Nor was Schreiber the only DP in our current roundup to draw inspiration from her time living in New York. The city "has a lot of what I call natural culture and character," according to Pietro Villani, the DP behind the indie film I'm Not Here, which was shot a couple years prior and is just now seeing release. Of NY, and perhaps specifically his native Brooklyn, he says "it's one of those cities that's not trying to be anything. I think the old world feel of New York gives a certain vibe. It's home for me even though I haven't lived there for many years, but I visit often."
Whether development and real estate pressures have allowed NY to retain that charm is a subject of debate, but the themes of I'm Not Here are about changes almost entirely unwelcome, as J.K. Simmons, in a wordless turn, plays a man who is celebrating his birthday alone, in a dark, barely lit house, looking back on his life, realizing his string has been played out - and deciding whether to make this his very last birthday or not.
It's to the credit of Villani's lighting - and Danielle Aziz's art direction - that the film absolutely looks like it was shot in a real house, with practical lights.
"About 95% of the film was shot on a stage on a set," he reveals. "If there is a practical in the frame, there was a movie light doing the push. There is a scene where it may seem like the hanging light is lighting him, but it wasn't. All that did was give motivation."
That motivation was captured "on two cameras: an ARRI ALEXA XT and Mini, with Panavision Vintage Ultra Speeds and Primos. Present day stuff is much lower lit across the board. You have a lot of single source style lighting. The ambient light was achieved by SourceMaker blanket light above the set achieving a cool ambient tone with a neutral key push from traditional tungsten heads."
Back on Unfortunate Events, Elyzen wasn't able to use many practicals either, primarily because they were mastering in HDR for Netflix: "You weren't able to have practical lamps in the frame - they would be too bright. Every visible source had to be augmented."
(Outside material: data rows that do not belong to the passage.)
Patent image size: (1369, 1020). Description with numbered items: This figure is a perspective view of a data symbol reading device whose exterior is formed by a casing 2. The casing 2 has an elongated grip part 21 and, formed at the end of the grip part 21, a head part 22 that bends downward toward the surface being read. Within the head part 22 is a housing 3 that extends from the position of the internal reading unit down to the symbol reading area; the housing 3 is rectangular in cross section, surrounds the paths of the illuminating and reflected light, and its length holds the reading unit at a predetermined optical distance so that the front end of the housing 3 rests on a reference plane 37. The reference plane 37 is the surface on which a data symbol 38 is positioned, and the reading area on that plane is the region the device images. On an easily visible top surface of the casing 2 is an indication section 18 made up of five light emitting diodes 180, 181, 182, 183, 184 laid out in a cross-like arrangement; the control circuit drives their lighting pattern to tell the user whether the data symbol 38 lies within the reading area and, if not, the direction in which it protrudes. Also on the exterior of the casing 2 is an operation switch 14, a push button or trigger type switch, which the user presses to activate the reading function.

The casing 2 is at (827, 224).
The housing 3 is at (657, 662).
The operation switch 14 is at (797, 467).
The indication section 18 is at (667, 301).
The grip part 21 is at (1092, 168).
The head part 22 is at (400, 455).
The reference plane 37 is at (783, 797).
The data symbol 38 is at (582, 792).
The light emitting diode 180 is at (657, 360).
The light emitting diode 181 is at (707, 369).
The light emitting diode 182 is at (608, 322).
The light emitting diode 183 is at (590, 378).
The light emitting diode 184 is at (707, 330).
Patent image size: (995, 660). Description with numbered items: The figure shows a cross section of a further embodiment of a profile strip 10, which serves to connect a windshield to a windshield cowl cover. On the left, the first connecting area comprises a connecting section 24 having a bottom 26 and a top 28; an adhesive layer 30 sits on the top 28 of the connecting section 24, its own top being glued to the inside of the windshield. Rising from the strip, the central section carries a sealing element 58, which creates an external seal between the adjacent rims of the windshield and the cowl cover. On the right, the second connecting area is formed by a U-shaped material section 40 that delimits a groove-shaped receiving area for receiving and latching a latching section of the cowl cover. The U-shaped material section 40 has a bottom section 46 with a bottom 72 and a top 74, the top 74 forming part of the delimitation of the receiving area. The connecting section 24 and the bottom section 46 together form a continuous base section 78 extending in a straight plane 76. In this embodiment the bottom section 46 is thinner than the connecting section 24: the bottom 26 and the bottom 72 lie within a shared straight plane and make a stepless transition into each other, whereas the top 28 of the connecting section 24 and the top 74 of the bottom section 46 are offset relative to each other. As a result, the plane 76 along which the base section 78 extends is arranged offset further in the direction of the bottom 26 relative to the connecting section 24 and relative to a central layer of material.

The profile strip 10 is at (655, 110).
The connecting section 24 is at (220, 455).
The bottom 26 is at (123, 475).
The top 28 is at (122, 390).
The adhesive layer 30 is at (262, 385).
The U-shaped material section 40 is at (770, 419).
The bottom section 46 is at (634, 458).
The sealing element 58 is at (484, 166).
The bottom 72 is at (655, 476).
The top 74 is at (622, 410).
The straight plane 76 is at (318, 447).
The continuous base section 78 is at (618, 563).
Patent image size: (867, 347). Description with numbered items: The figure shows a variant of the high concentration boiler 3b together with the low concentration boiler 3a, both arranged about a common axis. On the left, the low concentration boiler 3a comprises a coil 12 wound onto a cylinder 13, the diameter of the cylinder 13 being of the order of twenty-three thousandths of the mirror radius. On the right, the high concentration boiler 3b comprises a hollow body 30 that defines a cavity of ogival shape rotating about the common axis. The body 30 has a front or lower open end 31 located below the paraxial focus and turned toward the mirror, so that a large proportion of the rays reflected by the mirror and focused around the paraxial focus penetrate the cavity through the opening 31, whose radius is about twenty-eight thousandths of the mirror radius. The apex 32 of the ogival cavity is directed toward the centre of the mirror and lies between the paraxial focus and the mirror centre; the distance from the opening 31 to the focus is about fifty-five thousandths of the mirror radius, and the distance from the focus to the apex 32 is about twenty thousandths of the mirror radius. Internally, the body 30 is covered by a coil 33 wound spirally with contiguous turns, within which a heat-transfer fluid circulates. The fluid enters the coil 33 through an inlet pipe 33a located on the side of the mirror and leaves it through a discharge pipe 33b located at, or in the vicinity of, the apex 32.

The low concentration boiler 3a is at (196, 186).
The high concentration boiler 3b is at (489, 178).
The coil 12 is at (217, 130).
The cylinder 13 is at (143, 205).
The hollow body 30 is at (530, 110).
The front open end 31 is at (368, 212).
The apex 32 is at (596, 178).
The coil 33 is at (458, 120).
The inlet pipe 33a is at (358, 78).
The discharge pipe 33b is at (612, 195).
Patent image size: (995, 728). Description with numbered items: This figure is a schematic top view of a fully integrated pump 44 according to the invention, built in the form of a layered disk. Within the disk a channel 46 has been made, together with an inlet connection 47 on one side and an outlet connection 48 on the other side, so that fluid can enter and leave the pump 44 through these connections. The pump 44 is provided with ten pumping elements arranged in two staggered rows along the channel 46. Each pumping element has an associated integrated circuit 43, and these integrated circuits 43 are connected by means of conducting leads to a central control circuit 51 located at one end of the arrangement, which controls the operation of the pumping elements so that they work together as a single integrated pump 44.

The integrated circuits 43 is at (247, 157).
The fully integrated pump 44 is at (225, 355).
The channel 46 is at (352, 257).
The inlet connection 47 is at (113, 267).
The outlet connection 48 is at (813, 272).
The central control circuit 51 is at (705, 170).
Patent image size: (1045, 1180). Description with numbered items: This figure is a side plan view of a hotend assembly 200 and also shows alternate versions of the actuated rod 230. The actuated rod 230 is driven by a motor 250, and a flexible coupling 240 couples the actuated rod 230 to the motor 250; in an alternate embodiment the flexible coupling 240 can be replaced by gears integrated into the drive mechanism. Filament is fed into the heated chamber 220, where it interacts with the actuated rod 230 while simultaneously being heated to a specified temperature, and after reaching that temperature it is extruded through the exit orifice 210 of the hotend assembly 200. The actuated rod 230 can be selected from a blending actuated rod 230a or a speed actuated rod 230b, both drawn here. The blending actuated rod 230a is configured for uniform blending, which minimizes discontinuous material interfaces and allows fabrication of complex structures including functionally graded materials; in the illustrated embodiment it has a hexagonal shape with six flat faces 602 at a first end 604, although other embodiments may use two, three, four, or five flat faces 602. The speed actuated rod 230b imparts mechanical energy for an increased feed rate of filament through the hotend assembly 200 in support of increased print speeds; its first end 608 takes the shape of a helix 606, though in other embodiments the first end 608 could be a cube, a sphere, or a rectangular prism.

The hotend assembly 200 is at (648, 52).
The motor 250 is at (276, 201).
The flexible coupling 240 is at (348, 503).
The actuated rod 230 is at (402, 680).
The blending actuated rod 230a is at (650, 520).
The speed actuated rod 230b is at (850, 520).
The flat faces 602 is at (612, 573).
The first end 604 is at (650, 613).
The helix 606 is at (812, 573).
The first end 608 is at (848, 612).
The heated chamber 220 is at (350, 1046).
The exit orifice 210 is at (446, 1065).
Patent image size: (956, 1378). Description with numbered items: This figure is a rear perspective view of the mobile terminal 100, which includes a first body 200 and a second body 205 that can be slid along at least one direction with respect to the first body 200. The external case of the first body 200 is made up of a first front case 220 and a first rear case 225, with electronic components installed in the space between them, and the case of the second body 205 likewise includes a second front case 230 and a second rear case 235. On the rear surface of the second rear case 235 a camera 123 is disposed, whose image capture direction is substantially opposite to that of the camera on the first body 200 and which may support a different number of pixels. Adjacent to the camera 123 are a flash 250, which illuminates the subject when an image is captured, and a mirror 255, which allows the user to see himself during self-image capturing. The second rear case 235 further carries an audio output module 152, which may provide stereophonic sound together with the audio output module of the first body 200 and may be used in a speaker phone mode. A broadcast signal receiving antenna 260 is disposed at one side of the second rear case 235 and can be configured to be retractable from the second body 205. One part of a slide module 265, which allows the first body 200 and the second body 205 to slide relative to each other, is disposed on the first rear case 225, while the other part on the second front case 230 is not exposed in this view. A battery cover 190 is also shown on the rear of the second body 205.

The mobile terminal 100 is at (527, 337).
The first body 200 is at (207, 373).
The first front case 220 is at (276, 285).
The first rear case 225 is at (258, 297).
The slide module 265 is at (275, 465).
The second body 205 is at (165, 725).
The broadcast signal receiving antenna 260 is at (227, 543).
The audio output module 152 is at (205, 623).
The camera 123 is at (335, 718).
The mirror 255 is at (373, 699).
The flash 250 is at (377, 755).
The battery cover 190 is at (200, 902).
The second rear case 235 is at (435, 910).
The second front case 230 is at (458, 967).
The feeling he had, shared by Sonnefeld and Couture, was that "our show benefits from subtle" - provided by the softer tones they achieved with the sets, painted extensions for skies, etc., and the palette provided by Sony F-65's and Arri/Zeiss Master Primes. And if "Zeiss" isn't one of the threads running through this month's overview, perhaps "subtle" is, since, in the season between tentpoles, different kinds of work can come to the fore.
We'll be in anything but subtle terrain when we alight to Vegas shortly. We'll have that sojourn in our next edition.